Las literaturas indígenas en América Latina
Las literaturas indígenas en América Latina se escriben en lenguas originarias pero también en español. Desde la época de Guamán Poma, e incluso antes, no se trata de una contradicción. “No solo nos arrebataron la tierra sino el idioma. ¿Quién me puede decir ahora en qué idioma debo o no debo escribir”, me dijo un día el poeta David Aniñir, autor del mítico poemario Mapurbe, un término que, al igual que champurria, describe a los mapuche que nacen y crecen en la diáspora, muchas veces atravesados por los dilemas del mestizaje. Daniela Catrileo, que nació y creció en la periferia de Santiago de Chile y ahora vive en la ciudad de Valparaíso, reivindica su origen champurria como una forma más de ser mapuche. Aunque vivió hace algunos años su propio proceso de retorno al Wallmapu, y respeta esta opción, también cree que la migración y la diáspora están impulsando la mapuchización de nuevos espacios. “Santiago”, me dijo en una conversación, “es un lugar mapuche”.
Chilco es el sexto libro de Catrileo y el primero que publica en un sello transnacional (Seix Barral). Este detalle encierra su propia complejidad pues la llamada “literatura latinoamericana” (la de las vitrinas, las ferias, los festivales, los grandes sellos) es un Olimpo sumamente segregado. Está monopolizado por la novela y novelistas pero, además, se resiste a interactuar con las literaturas indígenas del continente. Que escritores “nacionales” e “indígenas” compartan espacios parece muchas veces tan de ciencia ficción como plantear la comunicación entre artistas y alienígenas. Lo que llamamos literatura “nacional” o “latinoamericana” suele ser la proyección comercial de este secreto a voces.
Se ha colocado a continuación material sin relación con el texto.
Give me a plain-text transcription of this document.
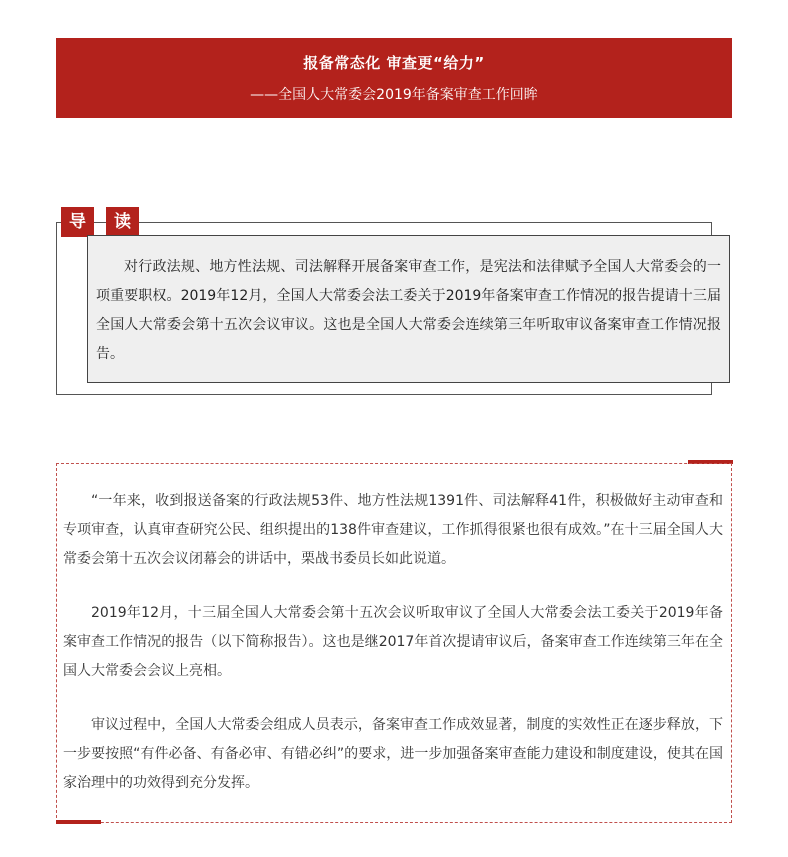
报备常态化 审查更“给力”
——全国人大常委会2019年备案审查工作回眸
导	读

对行政法规、地方性法规、司法解释开展备案审查工作，是宪法和法律赋予全国人大常委会的一项重要职权。2019年12月，全国人大常委会法工委关于2019年备案审查工作情况的报告提请十三届全国人大常委会第十五次会议审议。这也是全国人大常委会连续第三年听取审议备案审查工作情况报告。

“一年来，收到报送备案的行政法规53件、地方性法规1391件、司法解释41件，积极做好主动审查和专项审查，认真审查研究公民、组织提出的138件审查建议，工作抓得很紧也很有成效。”在十三届全国人大常委会第十五次会议闭幕会的讲话中，栗战书委员长如此说道。

2019年12月，十三届全国人大常委会第十五次会议听取审议了全国人大常委会法工委关于2019年备案审查工作情况的报告（以下简称报告）。这也是继2017年首次提请审议后，备案审查工作连续第三年在全国人大常委会会议上亮相。

审议过程中，全国人大常委会组成人员表示，备案审查工作成效显著，制度的实效性正在逐步释放，下一步要按照“有件必备、有备必审、有错必纠”的要求，进一步加强备案审查能力建设和制度建设，使其在国家治理中的功效得到充分发挥。
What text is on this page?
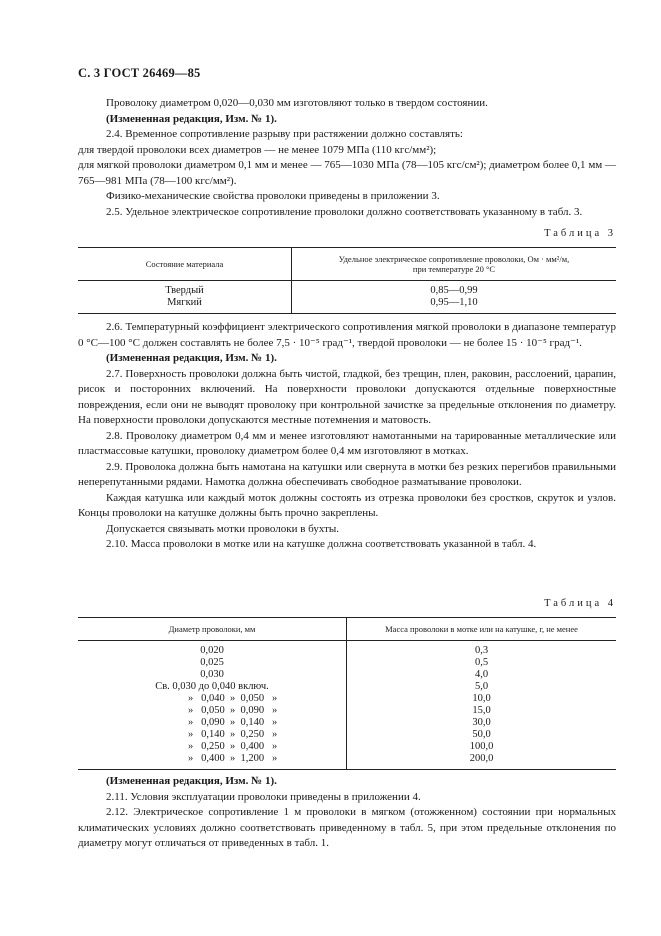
С. 3 ГОСТ 26469—85

Проволоку диаметром 0,020—0,030 мм изготовляют только в твердом состоянии.

(Измененная редакция, Изм. № 1).

2.4. Временное сопротивление разрыву при растяжении должно составлять:

для твердой проволоки всех диаметров — не менее 1079 МПа (110 кгс/мм²);

для мягкой проволоки диаметром 0,1 мм и менее — 765—1030 МПа (78—105 кгс/см²); диаметром более 0,1 мм — 765—981 МПа (78—100 кгс/мм²).

Физико-механические свойства проволоки приведены в приложении 3.

2.5. Удельное электрическое сопротивление проволоки должно соответствовать указанному в табл. 3.

Таблица 3
Состояние материала	Удельное электрическое сопротивление проволоки, Ом · мм²/м,
при температуре 20 °С

Твердый	0,85—0,99
Мягкий	0,95—1,10

2.6. Температурный коэффициент электрического сопротивления мягкой проволоки в диапазоне температур 0 °С—100 °С должен составлять не более 7,5 · 10⁻⁵ град⁻¹, твердой проволоки — не более 15 · 10⁻⁵ град⁻¹.

(Измененная редакция, Изм. № 1).

2.7. Поверхность проволоки должна быть чистой, гладкой, без трещин, плен, раковин, расслоений, царапин, рисок и посторонних включений. На поверхности проволоки допускаются отдельные поверхностные повреждения, если они не выводят проволоку при контрольной зачистке за предельные отклонения по диаметру. На поверхности проволоки допускаются местные потемнения и матовость.

2.8. Проволоку диаметром 0,4 мм и менее изготовляют намотанными на тарированные металлические или пластмассовые катушки, проволоку диаметром более 0,4 мм изготовляют в мотках.

2.9. Проволока должна быть намотана на катушки или свернута в мотки без резких перегибов правильными неперепутанными рядами. Намотка должна обеспечивать свободное разматывание проволоки.

Каждая катушка или каждый моток должны состоять из отрезка проволоки без сростков, скруток и узлов. Концы проволоки на катушке должны быть прочно закреплены.

Допускается связывать мотки проволоки в бухты.

2.10. Масса проволоки в мотке или на катушке должна соответствовать указанной в табл. 4.

Таблица 4
Диаметр проволоки, мм	Масса проволоки в мотке или на катушке, г, не менее
0,020	0,3
0,025	0,5
0,030	4,0
Св. 0,030 до 0,040 включ.	5,0
»   0,040  »  0,050   »	10,0
»   0,050  »  0,090   »	15,0
»   0,090  »  0,140   »	30,0
»   0,140  »  0,250   »	50,0
»   0,250  »  0,400   »	100,0
»   0,400  »  1,200   »	200,0

(Измененная редакция, Изм. № 1).

2.11. Условия эксплуатации проволоки приведены в приложении 4.

2.12. Электрическое сопротивление 1 м проволоки в мягком (отожженном) состоянии при нормальных климатических условиях должно соответствовать приведенному в табл. 5, при этом предельные отклонения по диаметру могут отличаться от приведенных в табл. 1.
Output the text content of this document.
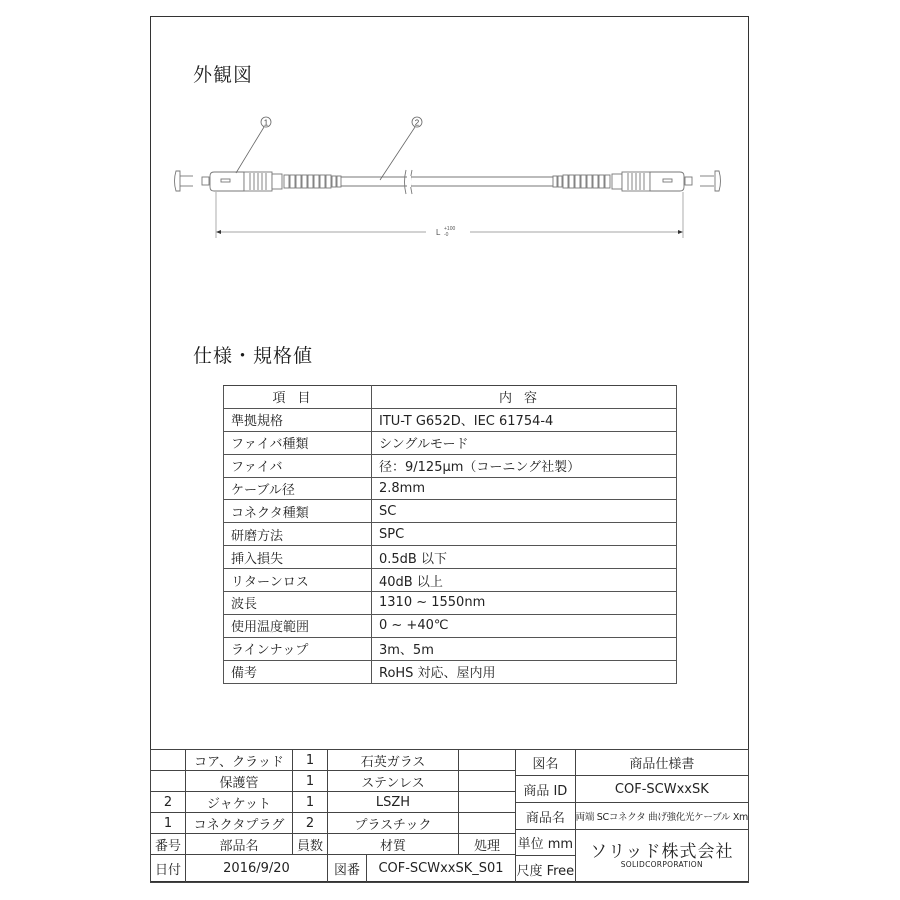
外観図
1	2
L +100
-0
仕様・規格値
項目	内容
準拠規格	ITU-T G652D、IEC 61754-4
ファイバ種類	シングルモード
ファイバ	径：9/125μm（コーニング社製）
ケーブル径	2.8mm
コネクタ種類	SC
研磨方法	SPC
挿入損失	0.5dB 以下
リターンロス	40dB 以上
波長	1310 ~ 1550nm
使用温度範囲	0 ~ +40℃
ラインナップ	3m、5m
備考	RoHS 対応、屋内用
	コア、クラッド	1	石英ガラス		
	保護管	1	ステンレス		
2	ジャケット	1	LSZH		
1	コネクタプラグ	2	プラスチック		
番号	部品名	員数	材質		処理
日付	2016/9/20		図番	COF-SCWxxSK_S01	
図名	商品仕様書
商品 ID	COF-SCWxxSK
商品名	両端 SCコネクタ 曲げ強化光ケーブル Xm
単位 mm	ソリッド株式会社
SOLIDCORPORATION

尺度 Free	
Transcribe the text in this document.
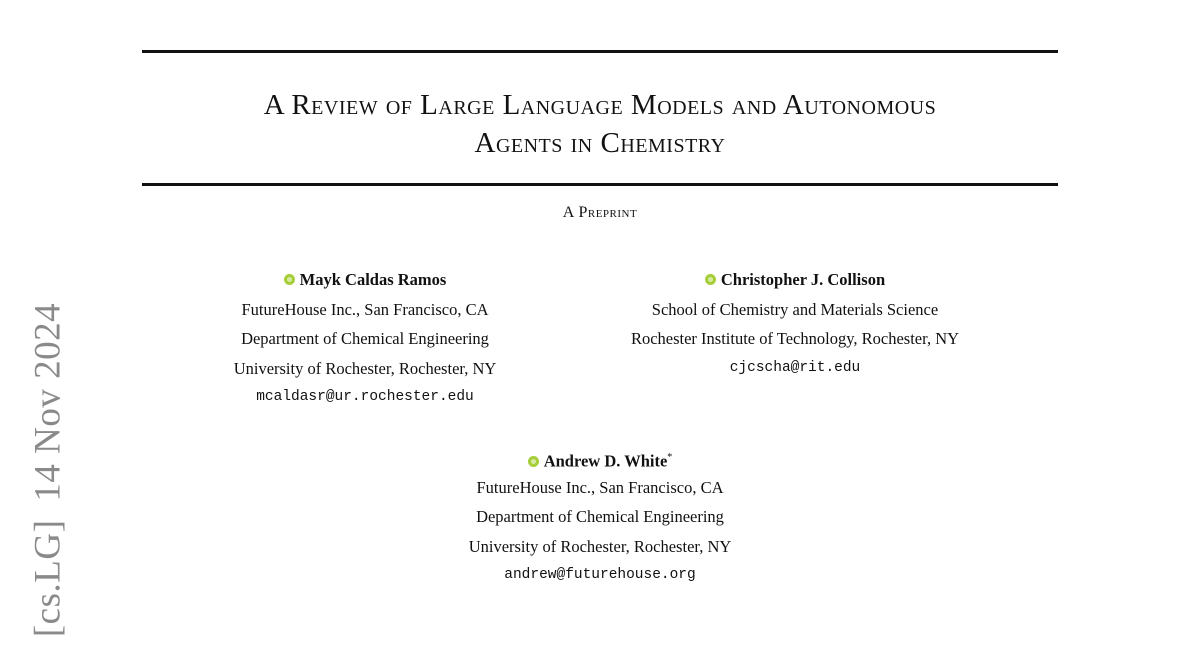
A Review of Large Language Models and Autonomous
Agents in Chemistry
A Preprint
Mayk Caldas Ramos
FutureHouse Inc., San Francisco, CA
Department of Chemical Engineering
University of Rochester, Rochester, NY
mcaldasr@ur.rochester.edu
Christopher J. Collison
School of Chemistry and Materials Science
Rochester Institute of Technology, Rochester, NY
cjcscha@rit.edu
Andrew D. White*
FutureHouse Inc., San Francisco, CA
Department of Chemical Engineering
University of Rochester, Rochester, NY
andrew@futurehouse.org
[cs.LG]14 Nov 2024
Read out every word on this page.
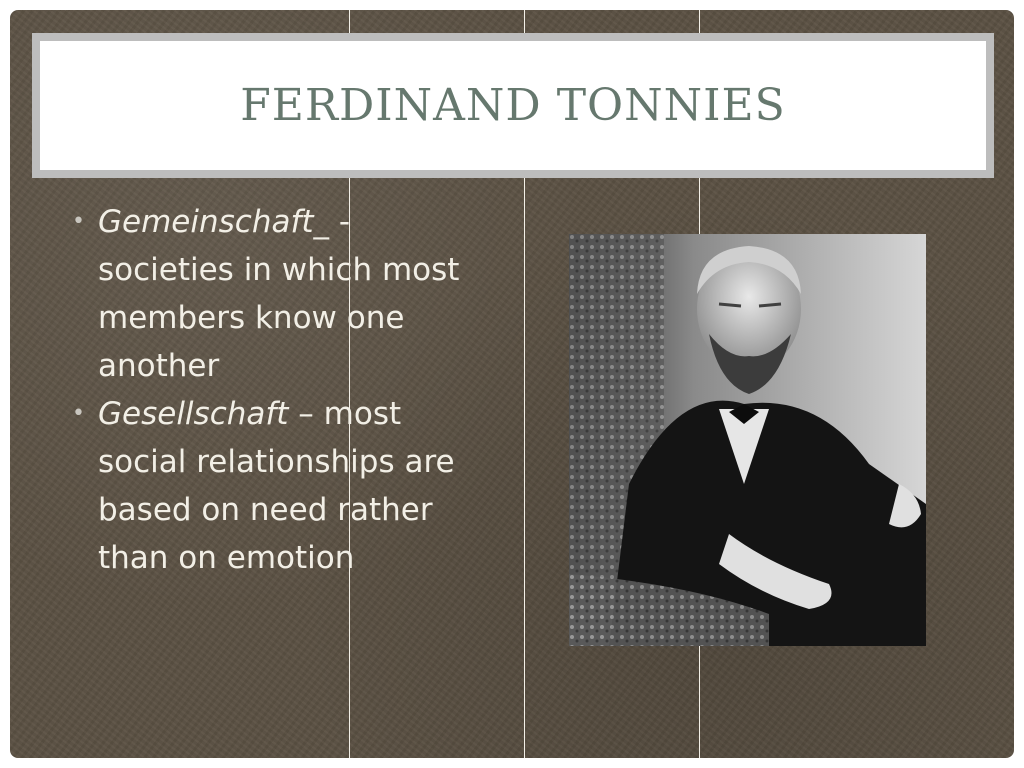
FERDINAND TONNIES
• Gemeinschaft_ - societies in which most members know one another
• Gesellschaft – most social relationships are based on need rather than on emotion
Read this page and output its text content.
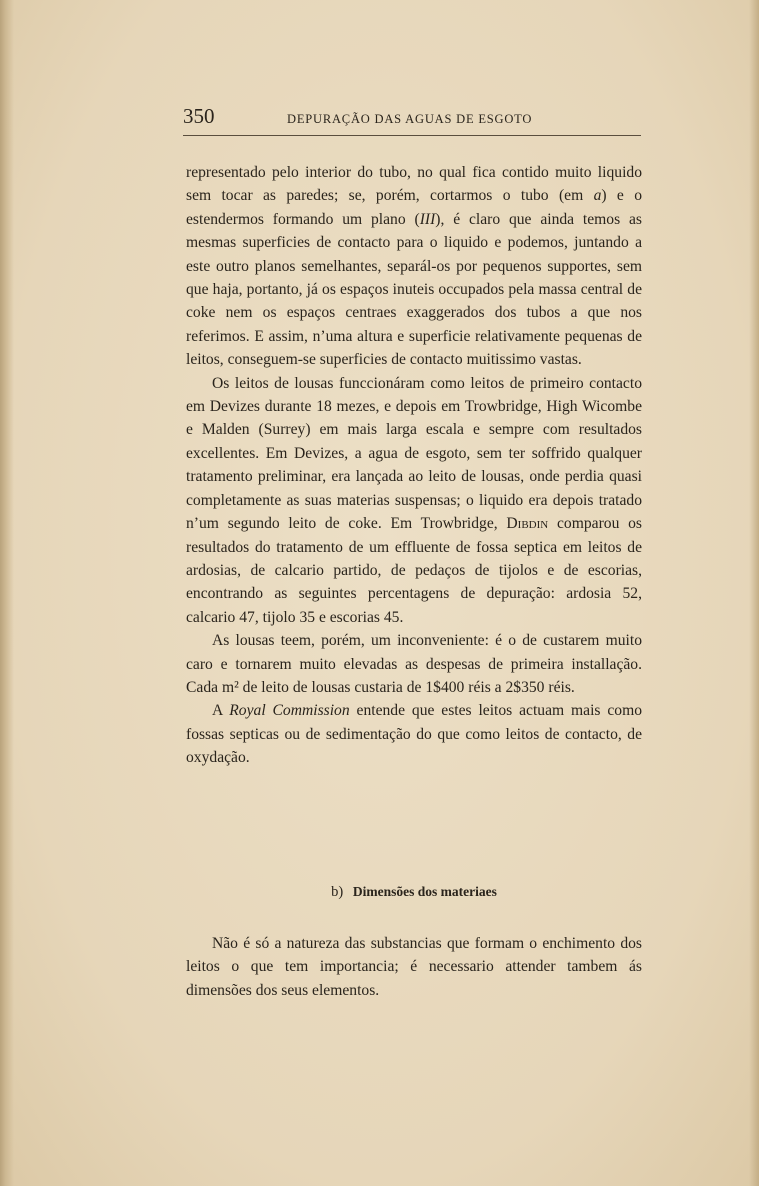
350	DEPURAÇÃO DAS AGUAS DE ESGOTO

representado pelo interior do tubo, no qual fica contido muito liquido sem tocar as paredes; se, porém, cortarmos o tubo (em a) e o estendermos formando um plano (III), é claro que ainda temos as mesmas superficies de contacto para o liquido e podemos, juntando a este outro planos semelhantes, separál-os por pequenos supportes, sem que haja, portanto, já os espaços inuteis occupados pela massa central de coke nem os espaços centraes exaggerados dos tubos a que nos referimos. E assim, n’uma altura e superficie relativamente pequenas de leitos, conseguem-se superficies de contacto muitissimo vastas.

Os leitos de lousas funccionáram como leitos de primeiro contacto em Devizes durante 18 mezes, e depois em Trowbridge, High Wicombe e Malden (Surrey) em mais larga escala e sempre com resultados excellentes. Em Devizes, a agua de esgoto, sem ter soffrido qualquer tratamento preliminar, era lançada ao leito de lousas, onde perdia quasi completamente as suas materias suspensas; o liquido era depois tratado n’um segundo leito de coke. Em Trowbridge, Dibdin comparou os resultados do tratamento de um effluente de fossa septica em leitos de ardosias, de calcario partido, de pedaços de tijolos e de escorias, encontrando as seguintes percentagens de depuração: ardosia 52, calcario 47, tijolo 35 e escorias 45.

As lousas teem, porém, um inconveniente: é o de custarem muito caro e tornarem muito elevadas as despesas de primeira installação. Cada m² de leito de lousas custaria de 1$400 réis a 2$350 réis.

A Royal Commission entende que estes leitos actuam mais como fossas septicas ou de sedimentação do que como leitos de contacto, de oxydação.

b) Dimensões dos materiaes

Não é só a natureza das substancias que formam o enchimento dos leitos o que tem importancia; é necessario attender tambem ás dimensões dos seus elementos.
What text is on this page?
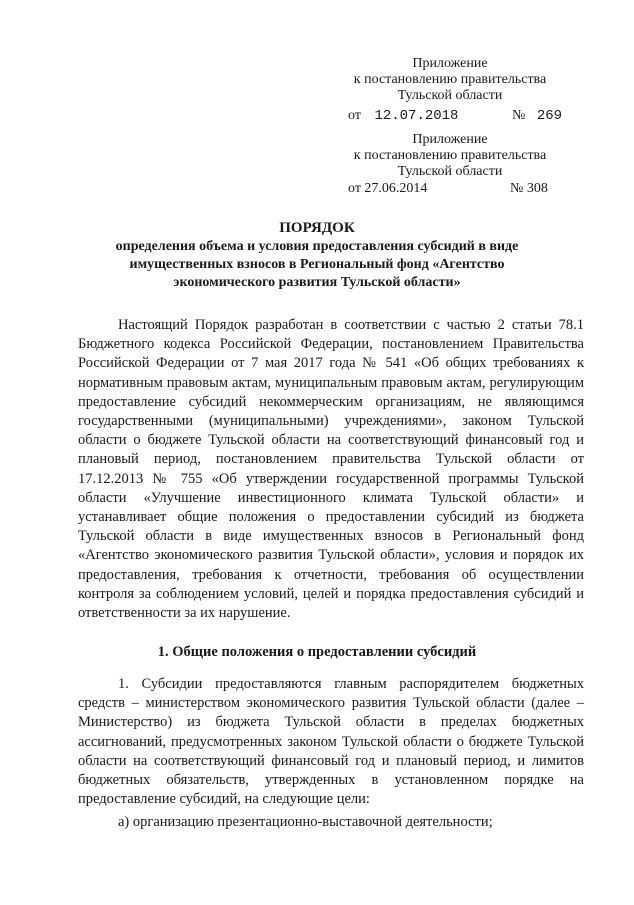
Приложение
к постановлению правительства
Тульской области
от 12.07.2018	№ 269
Приложение
к постановлению правительства
Тульской области
от 27.06.2014	№ 308
ПОРЯДОК
определения объема и условия предоставления субсидий в виде
имущественных взносов в Региональный фонд «Агентство
экономического развития Тульской области»
Настоящий Порядок разработан в соответствии с частью 2 статьи 78.1 Бюджетного кодекса Российской Федерации, постановлением Правительства Российской Федерации от 7 мая 2017 года № 541 «Об общих требованиях к нормативным правовым актам, муниципальным правовым актам, регулирующим предоставление субсидий некоммерческим организациям, не являющимся государственными (муниципальными) учреждениями», законом Тульской области о бюджете Тульской области на соответствующий финансовый год и плановый период, постановлением правительства Тульской области от 17.12.2013 № 755 «Об утверждении государственной программы Тульской области «Улучшение инвестиционного климата Тульской области» и устанавливает общие положения о предоставлении субсидий из бюджета Тульской области в виде имущественных взносов в Региональный фонд «Агентство экономического развития Тульской области», условия и порядок их предоставления, требования к отчетности, требования об осуществлении контроля за соблюдением условий, целей и порядка предоставления субсидий и ответственности за их нарушение.
1. Общие положения о предоставлении субсидий
1. Субсидии предоставляются главным распорядителем бюджетных средств – министерством экономического развития Тульской области (далее – Министерство) из бюджета Тульской области в пределах бюджетных ассигнований, предусмотренных законом Тульской области о бюджете Тульской области на соответствующий финансовый год и плановый период, и лимитов бюджетных обязательств, утвержденных в установленном порядке на предоставление субсидий, на следующие цели:
а) организацию презентационно-выставочной деятельности;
Chilco trae consigo una invitación –y esta podría ser la última intriga– hacia nuevas formas de leer lo que ocurre y lo que se escribe en el continente. Una forma de leer que ya no se base en el canon de las estrellas nacionales, sino que sea capaz de acercarse a sus múltiples territorios y conflictos y a las voces bellísimas que escriben desde allí sobre asuntos tan universales como la (des)colonización, la piel, el amor, la recuperación, el rearraigo. En ese mapa vibrante, la literatura mapuche de Daniela Catrileo, David Aniñir y Roxana Miranda Rupailaf, por citar solo tres nombres, conversa con la crónica aimara de Quya Reyna y Raimundo Quispe; con la novela quechua de Pablo Landeo; con la maravillosa poesía andina migrante de Lourdes Aparición, Leda Quintana y Gloria Alvitres; con las novelas de Clyo Mendoza, en el norte, y Gabriel Mamani, en el sur; con los ensayos iluminadores de Carlos Macusaya y Yásnaya Aguilar… Se trata de un tejido vivo que, como las alianzas con las que sueña Mari en la novela, demanda apertura y circulación.
Lo que el libro de Catrileo sugiere, finalmente, cuando cierras sus páginas, es que quizá Chilco no es solo el nombre de una isla. Quizá es el nombre de todo un continente.